Lagi-lagi nampaknya umat Islam akan dibuat kecewa dengan penyematan kata halal itu. Berdasarkan gambar yang diunggah detik.com dengan caption “Penampakan Kelab Malam Halal di Arab Saudi” kelihatannya tak akan jauh beda dengan kelab malam lainnya. Muda-mudi tengah asyik menikmati musik dengan lampu-lampu yang menarik. Bercampur-baur. Di antara wanita yang ada di sana, sebagian auratnya terbuka.
Islam telah menetapkan bahwa wanita hendaknya hidup di tengah-tengah kaum wanita, sedangkan seorang pria hendaknya hidup di tengah-tengah kaum pria. Taqiyuddin An-Nabhani dalam kitabnya Nidzomul Ijtima’iy fil Islam membenarkan bahwa meskipun terpisah, memang Islam tetap membuka ruang interaksi laki-laki dan perempuan dalam memenuhi hajat hidupnya di ruang publik semisal perniagaan, pendidikan, pengobatan, dan da’wah. Adapun hiburan dan bersenda gurau lelaki dan perempuan yang biasanya dilakukan di kelab malam bukanlah interaksi yang diperkenankan.

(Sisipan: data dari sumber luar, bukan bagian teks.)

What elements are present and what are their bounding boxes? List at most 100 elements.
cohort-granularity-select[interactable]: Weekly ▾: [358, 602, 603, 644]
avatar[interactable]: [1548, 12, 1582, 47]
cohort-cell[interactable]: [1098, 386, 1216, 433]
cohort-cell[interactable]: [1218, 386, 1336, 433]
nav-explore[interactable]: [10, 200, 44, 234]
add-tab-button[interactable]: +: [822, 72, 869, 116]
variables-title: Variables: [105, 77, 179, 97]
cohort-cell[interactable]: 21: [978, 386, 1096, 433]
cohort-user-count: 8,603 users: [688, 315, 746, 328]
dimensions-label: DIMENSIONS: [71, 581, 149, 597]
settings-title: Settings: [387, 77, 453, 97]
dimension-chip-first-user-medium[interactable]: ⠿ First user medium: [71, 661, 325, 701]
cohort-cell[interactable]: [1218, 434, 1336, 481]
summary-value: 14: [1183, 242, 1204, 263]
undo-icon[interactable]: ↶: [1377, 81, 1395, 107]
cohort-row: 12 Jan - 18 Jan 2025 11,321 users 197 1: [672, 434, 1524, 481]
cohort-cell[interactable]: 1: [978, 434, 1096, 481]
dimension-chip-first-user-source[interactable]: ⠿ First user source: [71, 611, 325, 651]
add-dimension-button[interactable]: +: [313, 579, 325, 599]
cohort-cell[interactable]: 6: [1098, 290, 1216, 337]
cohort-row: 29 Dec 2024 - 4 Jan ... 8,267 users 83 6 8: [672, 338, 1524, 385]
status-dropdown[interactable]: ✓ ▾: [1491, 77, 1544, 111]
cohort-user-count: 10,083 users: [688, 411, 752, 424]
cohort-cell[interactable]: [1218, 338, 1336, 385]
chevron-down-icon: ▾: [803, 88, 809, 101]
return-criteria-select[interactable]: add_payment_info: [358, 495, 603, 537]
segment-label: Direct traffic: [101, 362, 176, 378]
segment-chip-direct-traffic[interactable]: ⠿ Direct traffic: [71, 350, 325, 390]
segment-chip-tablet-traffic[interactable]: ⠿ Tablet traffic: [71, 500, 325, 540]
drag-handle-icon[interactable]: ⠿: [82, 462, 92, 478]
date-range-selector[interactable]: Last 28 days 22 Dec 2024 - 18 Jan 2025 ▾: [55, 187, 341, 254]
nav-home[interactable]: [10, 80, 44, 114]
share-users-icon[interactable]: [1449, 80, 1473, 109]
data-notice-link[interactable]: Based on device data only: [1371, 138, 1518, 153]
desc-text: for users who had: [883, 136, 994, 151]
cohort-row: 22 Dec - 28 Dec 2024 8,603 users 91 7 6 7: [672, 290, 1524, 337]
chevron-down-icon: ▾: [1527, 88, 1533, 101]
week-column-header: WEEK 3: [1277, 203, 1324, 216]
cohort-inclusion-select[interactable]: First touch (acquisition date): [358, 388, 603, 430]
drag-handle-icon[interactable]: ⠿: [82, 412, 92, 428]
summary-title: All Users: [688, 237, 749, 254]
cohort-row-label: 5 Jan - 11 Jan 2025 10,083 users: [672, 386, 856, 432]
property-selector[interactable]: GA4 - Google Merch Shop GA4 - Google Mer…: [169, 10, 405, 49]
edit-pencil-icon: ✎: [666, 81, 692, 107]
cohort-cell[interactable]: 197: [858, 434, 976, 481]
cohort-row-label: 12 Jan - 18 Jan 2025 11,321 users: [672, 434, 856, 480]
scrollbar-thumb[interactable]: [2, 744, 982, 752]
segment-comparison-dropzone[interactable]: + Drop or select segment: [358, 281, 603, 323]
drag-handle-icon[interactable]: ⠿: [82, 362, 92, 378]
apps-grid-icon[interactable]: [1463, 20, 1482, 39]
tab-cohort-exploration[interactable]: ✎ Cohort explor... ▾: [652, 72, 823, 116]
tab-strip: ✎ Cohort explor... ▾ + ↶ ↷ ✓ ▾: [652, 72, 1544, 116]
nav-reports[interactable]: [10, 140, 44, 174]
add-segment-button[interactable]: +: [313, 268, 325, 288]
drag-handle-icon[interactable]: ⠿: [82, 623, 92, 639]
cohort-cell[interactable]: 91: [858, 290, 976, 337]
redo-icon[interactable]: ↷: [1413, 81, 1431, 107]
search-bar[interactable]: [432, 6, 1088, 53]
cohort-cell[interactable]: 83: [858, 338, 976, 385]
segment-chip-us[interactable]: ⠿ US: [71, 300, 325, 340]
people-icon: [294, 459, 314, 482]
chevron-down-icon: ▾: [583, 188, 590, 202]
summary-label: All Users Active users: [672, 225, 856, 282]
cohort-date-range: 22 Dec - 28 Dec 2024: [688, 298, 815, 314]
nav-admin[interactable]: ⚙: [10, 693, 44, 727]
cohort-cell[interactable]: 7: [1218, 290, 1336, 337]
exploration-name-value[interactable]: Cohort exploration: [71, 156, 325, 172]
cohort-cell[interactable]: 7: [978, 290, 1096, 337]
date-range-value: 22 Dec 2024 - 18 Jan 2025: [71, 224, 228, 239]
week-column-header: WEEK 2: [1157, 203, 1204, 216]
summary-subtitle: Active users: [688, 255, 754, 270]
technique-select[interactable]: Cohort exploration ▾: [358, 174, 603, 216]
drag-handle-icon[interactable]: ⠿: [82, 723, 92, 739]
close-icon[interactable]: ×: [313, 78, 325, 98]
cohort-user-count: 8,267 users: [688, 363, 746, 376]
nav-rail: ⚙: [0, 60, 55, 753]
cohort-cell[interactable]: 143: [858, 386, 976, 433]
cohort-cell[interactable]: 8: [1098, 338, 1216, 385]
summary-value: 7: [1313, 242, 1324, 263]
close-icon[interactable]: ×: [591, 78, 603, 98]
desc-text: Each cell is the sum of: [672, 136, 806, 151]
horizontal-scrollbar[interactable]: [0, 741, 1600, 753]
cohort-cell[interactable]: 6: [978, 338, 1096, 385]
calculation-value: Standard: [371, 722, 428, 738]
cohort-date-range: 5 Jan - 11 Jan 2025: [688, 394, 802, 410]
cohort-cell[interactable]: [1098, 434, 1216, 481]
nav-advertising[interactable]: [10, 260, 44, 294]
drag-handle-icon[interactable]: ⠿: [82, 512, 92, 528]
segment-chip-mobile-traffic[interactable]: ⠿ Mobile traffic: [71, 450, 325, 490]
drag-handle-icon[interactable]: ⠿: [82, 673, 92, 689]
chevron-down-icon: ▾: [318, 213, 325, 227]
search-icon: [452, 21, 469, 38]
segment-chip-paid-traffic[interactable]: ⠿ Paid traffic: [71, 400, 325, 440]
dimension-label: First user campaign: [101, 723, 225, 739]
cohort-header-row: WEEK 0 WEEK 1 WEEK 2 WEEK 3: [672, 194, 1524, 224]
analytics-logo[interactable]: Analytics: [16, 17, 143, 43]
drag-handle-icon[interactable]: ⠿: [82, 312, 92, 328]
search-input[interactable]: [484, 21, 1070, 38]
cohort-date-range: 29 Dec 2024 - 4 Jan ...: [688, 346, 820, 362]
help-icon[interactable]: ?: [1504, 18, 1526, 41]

Tak ayal, label halal patut diduga hanya strategi pasar perusahaan meraup pangsa pasar Arab Saudi yang menjanjikan. Label halal hanyalah pemanis agar kelab malam yang mereka gagas dapat diterima masyarakat Arab Saudi yang masih ketat dalam norma-norma pergaulan.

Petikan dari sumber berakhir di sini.